East Lothian man sacrifices his honeymoon to help save the life of a complete stranger
Two newlyweds gave up their eagerly anticipated tour of the Highlands in order to donate lifesaving stem cells to unknown cancer patient
After his father was diagnosed with liver cancer Gareth Glynn registered as a blood stem cell donor in 2016 to help others with similar conditions.
The 32-year-old from New Winton in East Lothian said he did not think much about this decision until two years later.
In early 2018 while preparing to embark on a honeymoon tour through the Highlands with his wife Heather Glynn, Mr Glynn received a call informing him that he was a lifesaving match for an unknown patient.
Without hesitation, the newlyweds cancelled their trip and travelled to the collection centre to save the life of a total stranger.
Mr Glynn said: “It’s not every day you get to save another person’s life, and the Scottish coast wasn’t going anywhere.”
After arriving in the hospital the selfless man underwent the four-hour procedure called peripheral blood stem cell donation which non-surgically extracts stem cells from his blood.
To extract the life-saving stem cells a needle is put into each arm and blood is drawn out of one arm and fed into a cell-separating machine.

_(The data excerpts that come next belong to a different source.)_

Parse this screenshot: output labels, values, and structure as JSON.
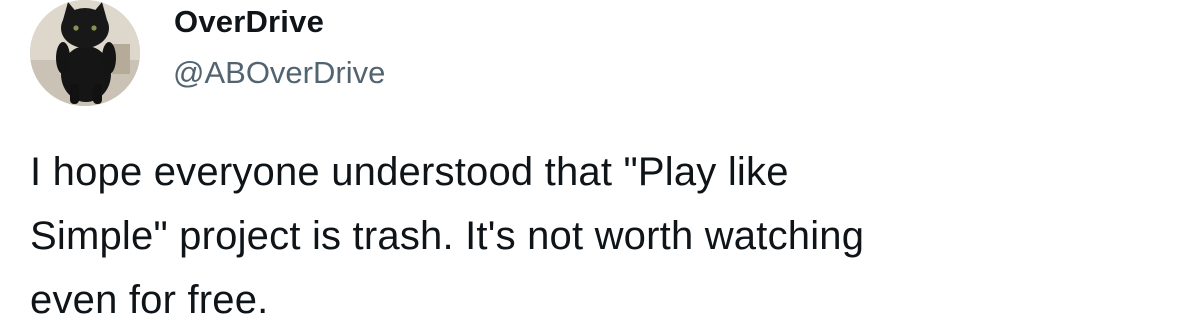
{
  "tweet": {
    "display_name": "OverDrive",
    "handle": "@ABOverDrive",
    "text": "I hope everyone understood that \"Play like\nSimple\" project is trash. It's not worth watching\neven for free.",
    "avatar_icon": "black-cat-avatar"
  }
}
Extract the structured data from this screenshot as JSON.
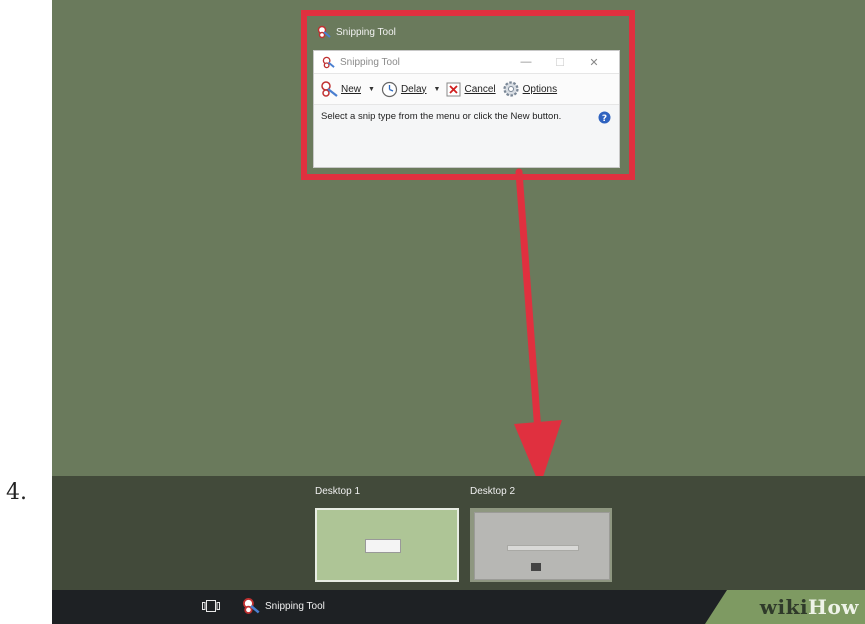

Inside the machine, the patient’s stem cells are filtered out and the red blood cells are then put back into the patient’s bloodstream through a second needle.
Mr Glynn said: “The process to donate was almost as simple as it was to register. I donated through a peripheral blood stem cell donation which was a bit like giving blood.”
The keen rugby player added that he was proud to have been able to help someone have more time with their family.
He said: “The experience was incredibly rewarding and made me feel very proud knowing I had given a family more time with their loved one.”
Having helped save a perfect stranger's life, the compassionate man is marking Blood Cancer Awareness Month, running throughout September 2020, to encourage others to donate.
My Glynn said: “With everything going on in the world at the moment, registering with DKMS is a small way you can have control over putting some positivity back out there.”
Since the pandemic hit blood cancer charity DKMS has reported a ‘huge decrease’ in registrations to become lifesaving donors which created an urgent need for new sign-ups to help meet the demand.
Blood cancer is the third most common cause of cancer death in the UK and it is estimated that every 20 minutes someone in Britain is diagnosed with the condition.
However, less than 1 per cent of people in Scotland have registered to become a blood stem cell donor during the pandemic and the charity has asked for more people to consider donating to honour Blood Cancer Awareness Month.
The charity believes this lack of participation in donations is caused by widespread confusion and uncertainty about what blood stem cell donation is.
Jonathan Pearce, Chief Executive of DKMS UK, said: “Knowing that the reason a lot of people haven’t registered as a blood stem cell donor is due to misunderstanding is in some way positive. It means this Blood Cancer Awareness Month we have an opportunity to drive lifesaving action by simply shouting about how straightforward, yet vital the blood stem cell donation process is.”